Kanika Datta
The same week that Singapore hosted the first Formula 1 race under floodlights and on its city’s streets, Indian newspapers carried more depressing reports and photos about the state of the roads in Gurgaon. Yet, this satellite city to national capital New Delhi was once touted as the Singapore of India, a claim that is truly laughable today.
The difference between Gurgaon’s roads and Singapore’s — in fact, almost no Indian road would stand up to comparison — is also a measure of the distance India has to travel to bridge the gap in corruption, and, importantly, how little India’s political system has perceived the true benefits of economic reform.
Since it is unfair to compare Singapore — the size of a medium-sized Indian district — with a country as large and diverse as India, the analysis here has been restricted to Gurgaon. Gurgaon’s administrators seem to perceive no benefit in improving the quality of life and of doing business in their city. Singapore’s rulers and citizenry are almost obsessive about the optimum delivery of public services. They are attuned to this way of thinking because they have clearly enjoyed the benefits of vibrant business activity.
Gurgaon, with its sophisticated glitz-and-glamour apartment buildings and malls incongruously lining rural-quality roads, probably has more foreign headquarters per square km than almost any city in India. Like Bangalore and, increasingly, Pune, it truly represents the opportunities thrown up by economic liberalisation. The fact that its infrastructure would put a sub-Saharan African city to shame demonstrates that its administrators see little gain in turning this fast-developing conglomerate into a showcase for global investment (the argument applies no less to Bangalore and Pune).
Good roads and highways are the most potent symbol of a nation’s progress — a fact that US President Dwight Eisenhower understood well in the fifties with his enormous inter-state highway system project, and China grasped two decades ago. Conversely, bad roads are the most open manifestation of corruption in the public domain.
Poorly-built roads that get washed away by the slightest rain and that are repaired in the most rudimentary way brazenly show that some people in the PWD department and elsewhere in local government are making a lot of money. That no move is made to remedy this grotesque state of affairs implies that those in authority don’t particularly care who notices. And that’s simply because “wealth creation” from corruption still outpaces the prosperity that accrues from foreign direct investment. In short, India’s political system has no vested interest in economic reform, other than as a means of rentiering.
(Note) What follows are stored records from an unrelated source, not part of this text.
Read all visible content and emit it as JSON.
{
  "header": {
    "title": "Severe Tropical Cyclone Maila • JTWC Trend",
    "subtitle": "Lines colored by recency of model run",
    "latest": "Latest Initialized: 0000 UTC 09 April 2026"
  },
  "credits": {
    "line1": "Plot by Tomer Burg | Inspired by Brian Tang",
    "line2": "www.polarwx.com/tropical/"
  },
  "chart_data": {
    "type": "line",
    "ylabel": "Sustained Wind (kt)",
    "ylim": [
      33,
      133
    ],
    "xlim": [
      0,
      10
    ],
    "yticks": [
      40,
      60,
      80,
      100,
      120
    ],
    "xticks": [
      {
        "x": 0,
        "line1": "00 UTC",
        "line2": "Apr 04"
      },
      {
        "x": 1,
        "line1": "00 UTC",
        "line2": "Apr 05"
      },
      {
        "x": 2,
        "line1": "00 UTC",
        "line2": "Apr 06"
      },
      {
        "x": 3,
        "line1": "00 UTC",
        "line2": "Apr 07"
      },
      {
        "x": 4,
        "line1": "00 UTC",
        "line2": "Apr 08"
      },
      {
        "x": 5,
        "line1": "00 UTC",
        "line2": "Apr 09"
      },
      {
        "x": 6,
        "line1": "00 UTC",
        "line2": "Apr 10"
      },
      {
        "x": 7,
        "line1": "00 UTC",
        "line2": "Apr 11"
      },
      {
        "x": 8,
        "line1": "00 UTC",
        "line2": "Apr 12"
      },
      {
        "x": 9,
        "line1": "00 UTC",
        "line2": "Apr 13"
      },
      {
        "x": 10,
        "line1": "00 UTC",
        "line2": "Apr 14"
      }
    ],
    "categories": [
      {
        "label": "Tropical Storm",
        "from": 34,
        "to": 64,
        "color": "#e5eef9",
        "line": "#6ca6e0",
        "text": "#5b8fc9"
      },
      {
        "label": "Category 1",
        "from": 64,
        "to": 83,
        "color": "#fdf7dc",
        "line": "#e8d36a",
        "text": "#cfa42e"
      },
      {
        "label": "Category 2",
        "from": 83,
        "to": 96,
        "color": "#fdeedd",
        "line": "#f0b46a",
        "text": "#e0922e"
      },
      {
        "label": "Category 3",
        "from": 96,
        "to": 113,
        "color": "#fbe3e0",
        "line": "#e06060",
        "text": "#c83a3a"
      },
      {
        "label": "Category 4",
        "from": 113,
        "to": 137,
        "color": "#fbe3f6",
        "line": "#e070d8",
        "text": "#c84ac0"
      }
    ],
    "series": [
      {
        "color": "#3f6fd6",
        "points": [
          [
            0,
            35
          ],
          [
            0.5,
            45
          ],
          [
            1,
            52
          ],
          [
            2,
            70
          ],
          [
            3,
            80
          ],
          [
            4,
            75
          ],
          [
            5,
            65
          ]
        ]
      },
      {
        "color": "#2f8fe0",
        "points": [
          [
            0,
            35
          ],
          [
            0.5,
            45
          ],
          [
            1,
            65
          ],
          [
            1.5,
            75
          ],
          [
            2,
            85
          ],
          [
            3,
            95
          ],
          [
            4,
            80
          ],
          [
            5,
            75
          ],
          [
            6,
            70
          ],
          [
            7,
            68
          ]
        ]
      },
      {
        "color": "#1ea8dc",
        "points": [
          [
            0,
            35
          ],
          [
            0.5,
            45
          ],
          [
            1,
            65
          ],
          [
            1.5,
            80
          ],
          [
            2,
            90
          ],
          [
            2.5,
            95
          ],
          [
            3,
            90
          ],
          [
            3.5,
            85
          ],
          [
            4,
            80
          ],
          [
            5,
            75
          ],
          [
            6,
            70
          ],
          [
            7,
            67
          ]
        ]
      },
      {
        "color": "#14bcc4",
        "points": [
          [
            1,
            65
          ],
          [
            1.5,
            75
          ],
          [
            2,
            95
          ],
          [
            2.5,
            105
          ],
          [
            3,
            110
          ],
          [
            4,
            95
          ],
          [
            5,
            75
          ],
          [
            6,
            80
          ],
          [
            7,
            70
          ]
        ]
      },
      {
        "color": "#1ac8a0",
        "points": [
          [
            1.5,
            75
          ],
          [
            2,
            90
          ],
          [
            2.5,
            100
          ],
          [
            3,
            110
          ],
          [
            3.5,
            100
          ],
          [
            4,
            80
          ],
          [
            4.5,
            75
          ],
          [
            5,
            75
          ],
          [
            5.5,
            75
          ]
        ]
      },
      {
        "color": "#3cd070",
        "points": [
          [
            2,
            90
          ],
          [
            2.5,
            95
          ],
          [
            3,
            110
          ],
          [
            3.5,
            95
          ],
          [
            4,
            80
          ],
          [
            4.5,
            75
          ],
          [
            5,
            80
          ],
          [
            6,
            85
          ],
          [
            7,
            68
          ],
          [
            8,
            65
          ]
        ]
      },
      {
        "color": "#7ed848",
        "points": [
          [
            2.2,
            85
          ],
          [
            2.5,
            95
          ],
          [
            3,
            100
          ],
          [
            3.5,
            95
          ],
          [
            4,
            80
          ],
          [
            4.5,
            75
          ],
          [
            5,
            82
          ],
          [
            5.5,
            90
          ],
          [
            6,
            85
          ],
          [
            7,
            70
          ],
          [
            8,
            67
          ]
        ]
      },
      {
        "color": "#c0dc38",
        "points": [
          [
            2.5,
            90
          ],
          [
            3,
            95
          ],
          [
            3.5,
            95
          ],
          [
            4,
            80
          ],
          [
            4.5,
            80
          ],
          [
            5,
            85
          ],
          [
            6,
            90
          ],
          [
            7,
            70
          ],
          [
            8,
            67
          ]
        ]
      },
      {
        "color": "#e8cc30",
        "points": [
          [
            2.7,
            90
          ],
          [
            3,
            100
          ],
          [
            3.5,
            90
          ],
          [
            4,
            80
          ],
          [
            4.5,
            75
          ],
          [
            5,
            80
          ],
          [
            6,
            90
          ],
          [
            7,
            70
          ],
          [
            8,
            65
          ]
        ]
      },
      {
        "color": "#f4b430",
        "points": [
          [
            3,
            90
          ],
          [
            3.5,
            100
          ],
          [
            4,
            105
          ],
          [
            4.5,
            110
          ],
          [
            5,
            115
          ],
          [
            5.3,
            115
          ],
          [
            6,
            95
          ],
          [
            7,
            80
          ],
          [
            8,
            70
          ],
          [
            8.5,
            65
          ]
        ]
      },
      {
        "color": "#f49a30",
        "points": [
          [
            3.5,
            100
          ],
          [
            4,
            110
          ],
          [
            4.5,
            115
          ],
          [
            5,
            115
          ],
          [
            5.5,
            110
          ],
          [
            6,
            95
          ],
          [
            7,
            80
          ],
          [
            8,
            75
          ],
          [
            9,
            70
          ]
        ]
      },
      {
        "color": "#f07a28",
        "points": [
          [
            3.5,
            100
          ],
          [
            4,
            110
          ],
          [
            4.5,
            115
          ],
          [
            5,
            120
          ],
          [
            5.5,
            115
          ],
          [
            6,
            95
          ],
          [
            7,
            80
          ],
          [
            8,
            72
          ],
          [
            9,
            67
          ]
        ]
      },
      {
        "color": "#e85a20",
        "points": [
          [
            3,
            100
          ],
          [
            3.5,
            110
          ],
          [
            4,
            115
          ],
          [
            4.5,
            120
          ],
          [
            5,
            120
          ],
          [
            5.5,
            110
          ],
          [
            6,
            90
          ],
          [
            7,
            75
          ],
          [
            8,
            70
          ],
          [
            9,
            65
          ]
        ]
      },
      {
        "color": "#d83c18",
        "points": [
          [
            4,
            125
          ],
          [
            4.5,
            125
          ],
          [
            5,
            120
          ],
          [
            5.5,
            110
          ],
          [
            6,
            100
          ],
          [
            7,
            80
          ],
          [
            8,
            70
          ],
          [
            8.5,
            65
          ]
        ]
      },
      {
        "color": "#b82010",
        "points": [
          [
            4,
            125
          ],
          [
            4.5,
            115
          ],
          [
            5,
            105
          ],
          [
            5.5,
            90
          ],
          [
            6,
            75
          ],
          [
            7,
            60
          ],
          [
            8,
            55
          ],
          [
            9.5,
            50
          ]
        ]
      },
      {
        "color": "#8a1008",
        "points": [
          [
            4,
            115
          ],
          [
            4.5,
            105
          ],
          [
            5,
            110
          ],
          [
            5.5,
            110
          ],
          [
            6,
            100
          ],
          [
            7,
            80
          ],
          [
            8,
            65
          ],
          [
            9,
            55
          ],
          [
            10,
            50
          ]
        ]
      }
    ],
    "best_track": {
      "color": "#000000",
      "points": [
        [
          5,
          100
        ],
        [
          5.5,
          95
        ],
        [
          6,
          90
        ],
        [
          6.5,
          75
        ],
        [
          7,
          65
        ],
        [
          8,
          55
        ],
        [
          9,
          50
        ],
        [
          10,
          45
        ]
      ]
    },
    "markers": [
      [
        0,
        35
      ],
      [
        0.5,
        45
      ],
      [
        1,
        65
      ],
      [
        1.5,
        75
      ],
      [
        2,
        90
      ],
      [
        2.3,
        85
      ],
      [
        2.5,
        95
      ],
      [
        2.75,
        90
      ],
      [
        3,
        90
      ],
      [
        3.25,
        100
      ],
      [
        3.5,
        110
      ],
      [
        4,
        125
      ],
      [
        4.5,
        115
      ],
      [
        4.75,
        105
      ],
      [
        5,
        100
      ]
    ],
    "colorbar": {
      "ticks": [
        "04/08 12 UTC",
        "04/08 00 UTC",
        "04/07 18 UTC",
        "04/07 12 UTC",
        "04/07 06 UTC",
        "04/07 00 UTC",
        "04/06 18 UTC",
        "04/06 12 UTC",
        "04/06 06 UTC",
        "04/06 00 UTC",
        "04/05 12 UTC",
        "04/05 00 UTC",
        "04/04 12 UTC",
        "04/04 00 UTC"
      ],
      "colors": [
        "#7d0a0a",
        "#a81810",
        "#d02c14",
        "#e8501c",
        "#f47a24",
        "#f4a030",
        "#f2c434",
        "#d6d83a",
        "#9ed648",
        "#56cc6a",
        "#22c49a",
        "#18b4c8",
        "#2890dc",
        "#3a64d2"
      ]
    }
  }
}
This anomaly showed in this year’s global Corruption Perceptions Index brought out by Transparency International. At a time when we hear overseas investors talk about the “India growth story”, the country has slipped down the rankings and is now at 85 — in the Asia Pacific region alone it ranks at 14 out of a sample of 32. In last year’s Global Corruption Report, India together with the Philippines stood out as the two countries in which corruption was expected to increase — 79 per cent of respondents polled by TI felt this way.
Scaled up to a national level, this lack of engagement with economic reform represents India’s biggest challenge. Though the government has moved out of large swathes of industrial activity and simplified approval procedures for foreign and domestic investors, the change has not taken root deeply enough to demonstrate that people — and politicians — stand to gain much more wealth if they improved the enabling conditions for industry and trade to flourish.
Indian states need to move faster with second-generation reforms to weed out the petty corruption that continues to make the nitty-gritty of doing business in India so frustrating. It doesn’t need a dismal ranking in the World Bank’s “Doing Business” ranking — India has slipped from 114 to 121 — to explain why so many domestic investors are looking outward for revenues and expansion or why outward FDI is outstripping inward FDI.
Singapore’s stunning exhibition of its capabilities on the Marina Bay Street circuit last weekend stands in dismal contrast to India’s inept attempts to persuade Formula 1 to stage a race. Singapore has the capability to host a race for the world’s most temperamental cars travelling at speeds of up to 300 km an hour on roads its people use everyday — and under floodlights. India’s largest cities struggle to provide its denizens with usable, adequately-lit roads for ordinary vehicles.
Singapore’s founder Prime Minister and current Minister Mentor Lee Kuan Yew and his family can certainly not be counted as saints. But this former socialist did fully grasp one practical fact: that in the long run, endemic corruption brings far fewer gains to anybody (his family included) than booming business activity. In contrast, India’s political class, mired in its confused ideologies, still doesn’t get it. The trouble is, only faster reform will correct this outmoded view of enrichment.